O menino escolhera aquele lugar acolhedor e tranquilo para ser seu refúgio secreto. Todas as tardes depois da escola, se dirigia até lá, onde podia ficar namorando o céu cheio de nuvens em forma de animais e sonhos. O silêncio intenso aumentava ainda mais a sua atitude contemplativa; ele ficava longas horas absorto na tarde que ia-se definhando. Tanto que começava a sentir saudade das horas lânguidas que mantinham o dia, o sol se tornava uma tênue mancha amarela no horizonte.

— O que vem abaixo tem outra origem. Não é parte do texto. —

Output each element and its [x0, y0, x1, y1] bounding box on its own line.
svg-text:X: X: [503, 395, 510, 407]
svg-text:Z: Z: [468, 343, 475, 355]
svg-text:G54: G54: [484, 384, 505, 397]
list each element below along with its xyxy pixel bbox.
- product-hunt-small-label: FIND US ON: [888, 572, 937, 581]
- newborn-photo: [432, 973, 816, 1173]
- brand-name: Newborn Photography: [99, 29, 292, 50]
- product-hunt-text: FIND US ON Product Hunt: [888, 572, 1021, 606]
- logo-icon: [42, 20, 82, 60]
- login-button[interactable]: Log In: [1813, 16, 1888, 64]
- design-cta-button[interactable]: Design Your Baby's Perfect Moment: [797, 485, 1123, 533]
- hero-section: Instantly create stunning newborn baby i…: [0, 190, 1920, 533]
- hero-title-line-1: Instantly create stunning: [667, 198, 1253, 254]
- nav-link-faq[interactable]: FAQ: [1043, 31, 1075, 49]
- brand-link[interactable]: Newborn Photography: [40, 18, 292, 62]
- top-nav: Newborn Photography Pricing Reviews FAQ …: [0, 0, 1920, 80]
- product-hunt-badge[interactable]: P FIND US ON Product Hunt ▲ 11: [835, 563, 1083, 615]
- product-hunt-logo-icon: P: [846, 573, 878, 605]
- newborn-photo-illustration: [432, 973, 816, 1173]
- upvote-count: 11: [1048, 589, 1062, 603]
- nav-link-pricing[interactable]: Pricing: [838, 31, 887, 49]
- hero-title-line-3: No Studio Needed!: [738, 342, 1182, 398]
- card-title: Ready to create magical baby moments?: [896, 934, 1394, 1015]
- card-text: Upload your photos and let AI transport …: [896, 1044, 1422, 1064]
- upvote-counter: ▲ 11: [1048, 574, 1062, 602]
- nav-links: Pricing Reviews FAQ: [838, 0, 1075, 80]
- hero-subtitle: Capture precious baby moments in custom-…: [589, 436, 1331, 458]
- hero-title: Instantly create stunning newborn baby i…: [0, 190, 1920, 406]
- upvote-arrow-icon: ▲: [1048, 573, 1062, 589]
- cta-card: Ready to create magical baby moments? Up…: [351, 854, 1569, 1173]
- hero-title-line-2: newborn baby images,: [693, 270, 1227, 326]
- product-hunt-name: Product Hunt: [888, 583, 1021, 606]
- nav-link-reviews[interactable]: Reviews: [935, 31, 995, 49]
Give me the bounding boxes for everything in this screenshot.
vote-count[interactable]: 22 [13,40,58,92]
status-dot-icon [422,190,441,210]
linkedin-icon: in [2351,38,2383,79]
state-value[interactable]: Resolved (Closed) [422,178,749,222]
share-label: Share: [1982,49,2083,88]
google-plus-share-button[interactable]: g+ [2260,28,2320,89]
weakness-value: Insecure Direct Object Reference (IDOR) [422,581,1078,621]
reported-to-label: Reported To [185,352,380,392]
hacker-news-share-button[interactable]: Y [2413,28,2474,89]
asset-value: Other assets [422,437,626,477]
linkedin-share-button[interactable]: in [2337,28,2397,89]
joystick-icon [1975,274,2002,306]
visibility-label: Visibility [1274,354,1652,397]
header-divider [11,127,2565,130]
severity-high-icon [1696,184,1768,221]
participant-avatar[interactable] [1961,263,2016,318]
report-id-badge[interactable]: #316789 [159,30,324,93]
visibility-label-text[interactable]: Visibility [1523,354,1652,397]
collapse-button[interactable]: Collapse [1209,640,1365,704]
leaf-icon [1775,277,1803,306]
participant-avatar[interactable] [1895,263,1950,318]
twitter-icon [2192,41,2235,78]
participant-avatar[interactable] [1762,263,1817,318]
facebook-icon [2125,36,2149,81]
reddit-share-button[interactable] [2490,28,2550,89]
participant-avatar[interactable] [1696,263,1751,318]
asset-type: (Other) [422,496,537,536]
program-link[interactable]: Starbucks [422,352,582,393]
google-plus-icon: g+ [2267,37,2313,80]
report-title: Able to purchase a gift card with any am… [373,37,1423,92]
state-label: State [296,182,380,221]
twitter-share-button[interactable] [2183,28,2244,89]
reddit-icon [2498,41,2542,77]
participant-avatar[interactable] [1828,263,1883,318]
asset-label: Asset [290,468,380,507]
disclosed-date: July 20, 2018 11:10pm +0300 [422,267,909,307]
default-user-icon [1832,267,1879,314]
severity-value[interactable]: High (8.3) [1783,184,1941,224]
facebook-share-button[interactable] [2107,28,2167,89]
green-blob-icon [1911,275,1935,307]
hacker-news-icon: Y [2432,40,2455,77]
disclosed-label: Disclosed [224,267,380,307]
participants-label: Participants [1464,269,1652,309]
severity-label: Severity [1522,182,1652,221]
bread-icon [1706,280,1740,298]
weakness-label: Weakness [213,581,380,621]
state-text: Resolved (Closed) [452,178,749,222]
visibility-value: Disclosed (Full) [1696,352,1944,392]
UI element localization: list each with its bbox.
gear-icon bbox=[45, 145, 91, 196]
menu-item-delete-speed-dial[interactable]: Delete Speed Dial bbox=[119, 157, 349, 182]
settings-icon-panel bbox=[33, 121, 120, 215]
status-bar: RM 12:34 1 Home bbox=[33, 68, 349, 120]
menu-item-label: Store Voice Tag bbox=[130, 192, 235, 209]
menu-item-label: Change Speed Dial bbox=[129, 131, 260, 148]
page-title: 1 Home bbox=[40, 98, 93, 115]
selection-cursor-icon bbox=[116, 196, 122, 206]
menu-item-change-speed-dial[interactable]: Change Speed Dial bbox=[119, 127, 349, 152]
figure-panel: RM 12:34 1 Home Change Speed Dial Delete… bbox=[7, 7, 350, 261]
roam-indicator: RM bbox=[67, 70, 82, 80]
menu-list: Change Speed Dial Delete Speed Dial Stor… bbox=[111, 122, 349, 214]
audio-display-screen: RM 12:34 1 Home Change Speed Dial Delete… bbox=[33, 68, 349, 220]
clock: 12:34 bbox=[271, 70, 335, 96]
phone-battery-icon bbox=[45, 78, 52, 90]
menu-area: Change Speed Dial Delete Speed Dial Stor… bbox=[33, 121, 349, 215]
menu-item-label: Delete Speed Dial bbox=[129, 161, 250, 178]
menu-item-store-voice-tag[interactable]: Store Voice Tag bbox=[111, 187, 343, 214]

O cheiro da água escorrendo num fio sinuoso tomava o lugar, a cálida melodia do toque frio e molhado nas pedras produzia uma paz que envolvia de mistério e poesia aquele pequeno paraíso. O menino estava feliz. Ali se esquecia de qualquer problema, qualquer preocupação dava lugar a um embevecimento profundo, de maneira que ao sair dali, tinha nos olhos o brilho de quem tem dentro de si a felicidade plena.
O menino descobriu a solidão. Descobriu no prazer de estar só um aliado constante e fiel. Contemplava a tarde morna, seus cheiros, sua música, sua poesia, intrínseca em cada planta, em cada flor, em cada pedra úmida... Ele havia descoberto a felicidade.
Ali pôde curtir seus amores fracassados; pôde chorar livremente a dor da perda e da separação. Pôde sentir o consolo da natureza virgem que o acolhia num lamento mudo e plangente. Aquele vazio tinha um tom de melancolia sentimental, que ia tomando forma no coração do pequeno amante solitário. Estar ali era como contemplar a realidade da janela de sua casa. Jamais saía daquele lugar seguro, onde podia ver a vida passar lá fora, sem, contudo, se misturar. Sua verdade se resumia à solidão que ia se construindo ao sabor de saudade e encanto. Sua certeza se transcendia na plenitude de saber o ser deveras eterno. Sua beleza estava na sincera descoberta de emoções fortuitas, que logo vieram a ser substituídas pelo vazio que o acompanharia por toda a vida.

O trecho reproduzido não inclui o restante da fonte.